Last, it has been established that the induction of addiction-related neuroplasticity, including that which increases susceptibility to stress-induced relapse, requires elevated glucorticoid levels at the time of drug use. However, the precise nature of these glucocorticoid-dependent neuroadaptations is unknown and the processes through which glucocorticoids put these adaptations in place are poorly understood. Determination of these processes could provide insight into how to slow down or halt the progression of addiction.

Conclusions

In contrast to other classes of abused drugs (e.g. opiates, alcohol, nicotine), there are currently no FDA-approved medications for the management of cocaine addiction, making it a critical unmet medical need.
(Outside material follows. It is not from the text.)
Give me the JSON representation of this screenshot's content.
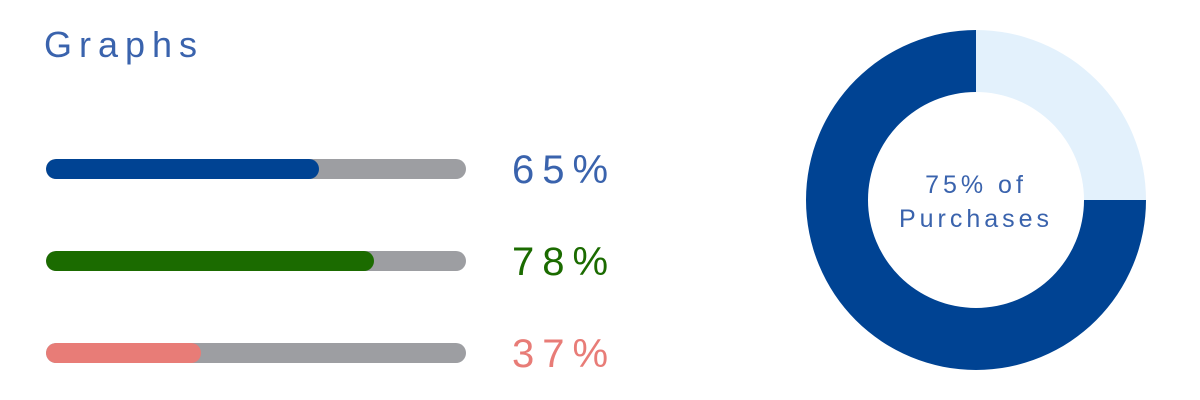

Stress is a powerful, pervasive and unavoidable contributor to cocaine addiction. For this reason, understanding the neurobiological mechanisms through which stress promotes drug use in cocaine addicts will serve as a particularly important step in the development of new and more effective therapeutic strategies for managing addiction, especially in subpopulations of individuals whose cocaine use is stress-related. While research in our laboratory and others strongly suggests that medications targeting CRF and noradrenergic systems should hold some promise as potential treatments, the hope is that continued research in this area will reveal new therapeutic targets for medication development with the goal of minimizing the contribution of stress to the addiction cycle, thereby improving treatment outcomes and reducing the societal costs of addiction.

Declaration of interest

J.R.M. is supported by National Institute on Drug Abuse (NIDA; grant number DA15758). J.R.M., D.F.P., J.M.B. and J.R.M.R. are all employees of Marquette University. J.R.M. is also a co-founder of, shareholder in, consultant for Promentis Pharmaceuticals. The authors declare no conflicts of interest related to contents of this article.